The temptation will be to turn AI visibility into revenue attribution too early.

Be careful.

Some AI traffic shows up as referral traffic. Some does not. Some influence happens through brand search later. Some happens inside a sales call when a buyer says, “I saw you recommended somewhere.” Some is impossible to separate from normal SEO and content work.

I would use softer attribution until there is enough data:

AI referral sessions
assisted conversions from known AI referrers
branded search lift after visibility campaigns
sales call mentions
self-reported attribution
high intent prompt visibility over time
competitor displacement in recommendation prompts

None of these is perfect. Together, they are better than pretending the channel is as clean as paid search.

the monthly report I would use

A report shape that does not hide the uncertainty

AI answer visibility report Monthly visibility review

Summary

Mention rate, recommendation rate, average score, main competitor gap.

Source map

Top cited domains, new sources, disappeared sources, and missing inclusion targets.

Actions

Owned content, third-party source work, docs cleanup, and measurement changes.

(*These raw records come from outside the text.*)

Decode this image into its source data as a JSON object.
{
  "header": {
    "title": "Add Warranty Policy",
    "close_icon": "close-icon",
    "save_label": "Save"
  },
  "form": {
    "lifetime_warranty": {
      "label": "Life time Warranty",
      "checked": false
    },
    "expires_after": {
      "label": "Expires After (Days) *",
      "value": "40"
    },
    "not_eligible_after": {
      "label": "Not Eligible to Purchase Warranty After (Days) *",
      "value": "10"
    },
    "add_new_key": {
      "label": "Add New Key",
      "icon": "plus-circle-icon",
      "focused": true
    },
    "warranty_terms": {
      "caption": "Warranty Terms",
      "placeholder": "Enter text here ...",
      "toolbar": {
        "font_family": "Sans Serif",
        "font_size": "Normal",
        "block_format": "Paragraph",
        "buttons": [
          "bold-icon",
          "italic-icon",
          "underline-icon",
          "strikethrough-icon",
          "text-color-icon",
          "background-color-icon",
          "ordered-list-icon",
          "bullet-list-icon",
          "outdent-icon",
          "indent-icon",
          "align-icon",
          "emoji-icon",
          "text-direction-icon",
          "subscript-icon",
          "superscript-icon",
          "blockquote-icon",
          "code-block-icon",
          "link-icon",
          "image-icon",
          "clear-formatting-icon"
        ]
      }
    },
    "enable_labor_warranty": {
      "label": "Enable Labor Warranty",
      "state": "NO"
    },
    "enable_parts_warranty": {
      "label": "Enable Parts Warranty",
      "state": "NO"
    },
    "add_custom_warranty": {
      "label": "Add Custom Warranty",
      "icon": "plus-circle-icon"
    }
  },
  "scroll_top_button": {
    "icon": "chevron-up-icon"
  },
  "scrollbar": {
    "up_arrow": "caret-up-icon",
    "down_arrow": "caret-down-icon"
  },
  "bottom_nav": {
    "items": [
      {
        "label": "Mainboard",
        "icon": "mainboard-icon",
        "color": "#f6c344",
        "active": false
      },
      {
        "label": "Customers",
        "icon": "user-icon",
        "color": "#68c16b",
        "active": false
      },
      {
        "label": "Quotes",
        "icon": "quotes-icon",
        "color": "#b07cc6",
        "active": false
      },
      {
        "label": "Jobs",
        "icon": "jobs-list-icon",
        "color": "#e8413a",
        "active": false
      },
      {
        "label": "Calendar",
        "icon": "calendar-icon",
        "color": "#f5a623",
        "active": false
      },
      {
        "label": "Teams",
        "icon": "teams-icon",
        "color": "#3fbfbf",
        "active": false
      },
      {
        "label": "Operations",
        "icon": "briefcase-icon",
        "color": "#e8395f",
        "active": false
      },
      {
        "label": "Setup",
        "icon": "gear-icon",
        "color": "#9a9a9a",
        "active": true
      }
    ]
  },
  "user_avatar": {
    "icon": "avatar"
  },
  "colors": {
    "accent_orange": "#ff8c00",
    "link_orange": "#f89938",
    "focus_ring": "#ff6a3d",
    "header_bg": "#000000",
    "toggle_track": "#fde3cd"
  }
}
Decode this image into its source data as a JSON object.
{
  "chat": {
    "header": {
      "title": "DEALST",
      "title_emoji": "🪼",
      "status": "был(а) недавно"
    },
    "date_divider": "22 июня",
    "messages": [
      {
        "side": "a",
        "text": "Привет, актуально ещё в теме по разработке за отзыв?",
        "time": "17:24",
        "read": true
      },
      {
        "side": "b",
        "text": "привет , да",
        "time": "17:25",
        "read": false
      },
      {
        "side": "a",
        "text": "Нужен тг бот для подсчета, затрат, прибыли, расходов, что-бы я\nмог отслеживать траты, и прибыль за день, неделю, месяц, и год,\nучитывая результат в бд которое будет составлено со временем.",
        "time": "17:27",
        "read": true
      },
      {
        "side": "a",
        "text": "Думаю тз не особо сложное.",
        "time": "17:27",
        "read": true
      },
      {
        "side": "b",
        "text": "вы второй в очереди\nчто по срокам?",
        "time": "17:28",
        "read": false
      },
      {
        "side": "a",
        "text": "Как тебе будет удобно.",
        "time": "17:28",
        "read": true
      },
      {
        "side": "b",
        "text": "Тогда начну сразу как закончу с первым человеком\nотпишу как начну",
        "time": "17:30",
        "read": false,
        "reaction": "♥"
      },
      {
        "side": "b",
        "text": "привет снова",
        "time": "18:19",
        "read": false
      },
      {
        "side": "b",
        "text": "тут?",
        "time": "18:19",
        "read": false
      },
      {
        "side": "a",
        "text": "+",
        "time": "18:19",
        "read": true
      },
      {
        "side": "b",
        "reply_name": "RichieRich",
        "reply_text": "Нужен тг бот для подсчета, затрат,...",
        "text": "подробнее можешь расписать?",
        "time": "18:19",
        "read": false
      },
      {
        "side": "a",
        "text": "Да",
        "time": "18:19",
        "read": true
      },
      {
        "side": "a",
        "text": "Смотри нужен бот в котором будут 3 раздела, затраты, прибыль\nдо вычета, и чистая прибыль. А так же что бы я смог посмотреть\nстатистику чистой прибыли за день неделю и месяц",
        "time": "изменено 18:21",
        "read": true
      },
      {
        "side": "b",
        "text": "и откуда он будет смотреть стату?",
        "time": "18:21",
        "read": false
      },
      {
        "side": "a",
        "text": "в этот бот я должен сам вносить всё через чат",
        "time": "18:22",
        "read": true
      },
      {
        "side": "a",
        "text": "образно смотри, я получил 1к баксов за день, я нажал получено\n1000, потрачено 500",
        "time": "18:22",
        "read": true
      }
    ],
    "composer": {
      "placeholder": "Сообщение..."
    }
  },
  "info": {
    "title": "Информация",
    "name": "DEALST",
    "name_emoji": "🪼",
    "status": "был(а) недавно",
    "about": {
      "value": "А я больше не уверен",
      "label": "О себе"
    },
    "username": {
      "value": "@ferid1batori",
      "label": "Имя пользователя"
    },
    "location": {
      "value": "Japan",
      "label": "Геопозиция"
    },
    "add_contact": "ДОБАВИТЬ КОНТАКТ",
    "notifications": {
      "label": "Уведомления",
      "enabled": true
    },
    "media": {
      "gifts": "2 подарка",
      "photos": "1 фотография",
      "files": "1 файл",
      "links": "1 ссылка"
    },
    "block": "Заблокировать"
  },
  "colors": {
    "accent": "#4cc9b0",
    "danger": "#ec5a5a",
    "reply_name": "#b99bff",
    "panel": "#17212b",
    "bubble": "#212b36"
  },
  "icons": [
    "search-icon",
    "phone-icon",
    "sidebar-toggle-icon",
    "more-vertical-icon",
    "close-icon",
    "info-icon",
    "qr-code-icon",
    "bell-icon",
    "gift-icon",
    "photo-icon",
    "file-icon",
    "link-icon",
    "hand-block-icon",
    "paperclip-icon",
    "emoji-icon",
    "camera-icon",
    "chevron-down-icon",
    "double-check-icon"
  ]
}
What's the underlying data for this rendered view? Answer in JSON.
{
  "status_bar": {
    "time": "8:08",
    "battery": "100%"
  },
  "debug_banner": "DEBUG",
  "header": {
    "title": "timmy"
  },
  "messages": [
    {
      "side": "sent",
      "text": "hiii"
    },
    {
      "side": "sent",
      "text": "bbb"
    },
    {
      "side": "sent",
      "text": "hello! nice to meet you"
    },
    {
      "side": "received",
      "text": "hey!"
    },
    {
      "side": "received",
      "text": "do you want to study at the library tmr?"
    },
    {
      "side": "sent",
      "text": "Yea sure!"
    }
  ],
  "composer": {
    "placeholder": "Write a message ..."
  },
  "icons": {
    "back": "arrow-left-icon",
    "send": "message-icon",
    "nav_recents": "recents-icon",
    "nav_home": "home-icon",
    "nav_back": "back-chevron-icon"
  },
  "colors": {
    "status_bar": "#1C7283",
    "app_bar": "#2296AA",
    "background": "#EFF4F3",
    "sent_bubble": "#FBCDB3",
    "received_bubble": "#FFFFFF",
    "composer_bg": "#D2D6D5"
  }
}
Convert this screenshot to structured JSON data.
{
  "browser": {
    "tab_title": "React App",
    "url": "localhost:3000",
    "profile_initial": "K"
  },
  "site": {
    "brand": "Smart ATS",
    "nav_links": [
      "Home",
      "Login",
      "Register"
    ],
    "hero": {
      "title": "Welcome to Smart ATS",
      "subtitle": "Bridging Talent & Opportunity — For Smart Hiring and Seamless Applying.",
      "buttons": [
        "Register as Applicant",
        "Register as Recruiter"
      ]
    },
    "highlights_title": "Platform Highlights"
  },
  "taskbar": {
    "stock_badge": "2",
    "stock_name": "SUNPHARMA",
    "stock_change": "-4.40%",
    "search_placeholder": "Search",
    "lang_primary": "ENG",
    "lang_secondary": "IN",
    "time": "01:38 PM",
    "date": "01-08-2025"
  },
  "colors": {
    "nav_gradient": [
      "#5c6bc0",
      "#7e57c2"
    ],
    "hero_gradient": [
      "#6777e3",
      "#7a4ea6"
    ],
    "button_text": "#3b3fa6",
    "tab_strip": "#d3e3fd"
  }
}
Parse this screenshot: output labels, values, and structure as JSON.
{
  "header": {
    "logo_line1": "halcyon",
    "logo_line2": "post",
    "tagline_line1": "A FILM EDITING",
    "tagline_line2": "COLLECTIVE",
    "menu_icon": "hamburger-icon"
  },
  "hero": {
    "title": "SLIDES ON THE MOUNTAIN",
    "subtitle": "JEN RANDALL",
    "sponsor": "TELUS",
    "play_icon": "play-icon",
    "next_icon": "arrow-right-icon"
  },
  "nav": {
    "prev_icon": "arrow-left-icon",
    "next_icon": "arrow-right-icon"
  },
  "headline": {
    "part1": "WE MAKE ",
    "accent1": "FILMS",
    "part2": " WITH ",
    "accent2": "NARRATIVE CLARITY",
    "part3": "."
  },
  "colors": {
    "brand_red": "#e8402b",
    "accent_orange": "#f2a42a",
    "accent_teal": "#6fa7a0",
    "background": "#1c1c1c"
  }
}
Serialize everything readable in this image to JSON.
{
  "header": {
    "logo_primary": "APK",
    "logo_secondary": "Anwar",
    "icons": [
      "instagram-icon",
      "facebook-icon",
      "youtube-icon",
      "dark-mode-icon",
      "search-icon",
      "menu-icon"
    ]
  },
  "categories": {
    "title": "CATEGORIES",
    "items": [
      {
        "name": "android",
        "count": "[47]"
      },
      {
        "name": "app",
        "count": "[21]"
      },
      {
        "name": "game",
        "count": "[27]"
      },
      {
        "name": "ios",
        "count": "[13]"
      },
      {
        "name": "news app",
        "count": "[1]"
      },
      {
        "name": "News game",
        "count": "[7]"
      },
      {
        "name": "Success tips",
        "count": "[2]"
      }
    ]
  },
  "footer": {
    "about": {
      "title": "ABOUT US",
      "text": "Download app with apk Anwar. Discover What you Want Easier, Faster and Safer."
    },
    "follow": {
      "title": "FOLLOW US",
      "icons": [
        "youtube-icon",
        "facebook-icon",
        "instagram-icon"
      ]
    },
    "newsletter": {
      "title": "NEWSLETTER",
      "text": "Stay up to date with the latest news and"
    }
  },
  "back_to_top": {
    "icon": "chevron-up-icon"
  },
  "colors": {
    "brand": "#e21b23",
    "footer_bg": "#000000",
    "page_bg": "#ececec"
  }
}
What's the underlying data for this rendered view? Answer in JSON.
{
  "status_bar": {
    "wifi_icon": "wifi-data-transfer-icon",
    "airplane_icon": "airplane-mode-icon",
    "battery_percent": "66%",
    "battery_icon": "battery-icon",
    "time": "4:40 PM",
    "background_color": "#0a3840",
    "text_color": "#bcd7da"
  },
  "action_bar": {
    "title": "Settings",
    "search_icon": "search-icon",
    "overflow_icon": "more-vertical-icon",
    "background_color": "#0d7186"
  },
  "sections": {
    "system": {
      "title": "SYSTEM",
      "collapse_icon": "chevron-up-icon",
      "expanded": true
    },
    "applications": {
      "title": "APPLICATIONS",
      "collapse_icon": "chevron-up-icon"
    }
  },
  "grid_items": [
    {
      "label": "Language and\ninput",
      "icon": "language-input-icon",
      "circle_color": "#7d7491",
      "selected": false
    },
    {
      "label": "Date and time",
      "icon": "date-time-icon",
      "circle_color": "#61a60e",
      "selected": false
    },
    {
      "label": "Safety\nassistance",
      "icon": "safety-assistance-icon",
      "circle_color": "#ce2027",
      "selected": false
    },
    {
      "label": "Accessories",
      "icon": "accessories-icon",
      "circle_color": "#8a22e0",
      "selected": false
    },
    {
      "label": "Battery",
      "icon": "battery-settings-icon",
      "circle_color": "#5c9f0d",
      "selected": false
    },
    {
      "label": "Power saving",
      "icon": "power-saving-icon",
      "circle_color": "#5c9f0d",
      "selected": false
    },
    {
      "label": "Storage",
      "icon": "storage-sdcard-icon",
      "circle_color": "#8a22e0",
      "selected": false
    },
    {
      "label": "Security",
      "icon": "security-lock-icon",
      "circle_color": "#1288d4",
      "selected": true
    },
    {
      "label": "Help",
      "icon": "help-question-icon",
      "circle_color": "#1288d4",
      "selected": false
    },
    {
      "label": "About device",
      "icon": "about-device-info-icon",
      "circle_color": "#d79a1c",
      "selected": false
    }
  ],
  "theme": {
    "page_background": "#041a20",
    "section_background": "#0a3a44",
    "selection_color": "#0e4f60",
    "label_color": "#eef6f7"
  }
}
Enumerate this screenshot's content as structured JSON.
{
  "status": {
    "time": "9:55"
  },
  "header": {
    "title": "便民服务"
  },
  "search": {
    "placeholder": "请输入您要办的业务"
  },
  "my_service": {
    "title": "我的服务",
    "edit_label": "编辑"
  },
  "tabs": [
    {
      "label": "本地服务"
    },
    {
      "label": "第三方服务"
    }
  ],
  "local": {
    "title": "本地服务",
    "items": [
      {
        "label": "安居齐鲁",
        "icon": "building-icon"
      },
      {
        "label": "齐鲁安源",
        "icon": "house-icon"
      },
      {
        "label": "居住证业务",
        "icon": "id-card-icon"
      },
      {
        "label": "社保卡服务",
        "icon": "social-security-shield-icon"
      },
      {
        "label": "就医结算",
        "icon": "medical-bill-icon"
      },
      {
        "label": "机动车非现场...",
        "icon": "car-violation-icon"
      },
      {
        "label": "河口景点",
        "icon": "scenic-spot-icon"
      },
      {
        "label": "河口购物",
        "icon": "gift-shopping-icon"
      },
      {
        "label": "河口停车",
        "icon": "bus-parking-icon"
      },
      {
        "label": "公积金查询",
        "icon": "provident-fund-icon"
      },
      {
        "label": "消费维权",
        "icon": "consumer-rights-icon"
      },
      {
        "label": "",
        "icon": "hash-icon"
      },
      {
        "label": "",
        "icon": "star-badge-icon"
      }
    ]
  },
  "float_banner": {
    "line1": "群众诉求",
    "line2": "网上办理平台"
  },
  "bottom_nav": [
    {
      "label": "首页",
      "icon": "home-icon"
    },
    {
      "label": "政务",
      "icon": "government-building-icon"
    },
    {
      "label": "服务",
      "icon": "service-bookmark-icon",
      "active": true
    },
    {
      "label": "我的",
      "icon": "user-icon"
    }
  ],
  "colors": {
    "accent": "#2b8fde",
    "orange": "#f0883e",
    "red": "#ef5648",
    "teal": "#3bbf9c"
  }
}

# AI answer visibility report

Period: {month}
Category: {category}
Prompt panel: {count} prompts
Engines: {engines}
Samples: {samples}

## summary

Mention rate: {x}
Recommendation rate: {y}
Average score: {z}
Main competitor gap: {competitor}
Largest movement: {movement}

## wins

- {specific prompt bucket improved}
- {new source started citing us}
- {old inaccurate description disappeared}

## losses

- {competitor gained in category prompts}
- {important source stopped appearing}
- {engine has outdated information}

## source map

Top cited domains:
1. {domain}
2. {domain}
3. {domain}

Missing source opportunities:
1. {domain}
2. {domain}

## actions for next month

1. {owned content action}
2. {third-party action}
3. {measurement action}

## measurement note

This is a sampled baseline, not exact attribution.

If that report feels boring, it is probably on the right track.

Measurement in this market should be boring. The work is already uncertain enough. The report does not need extra drama.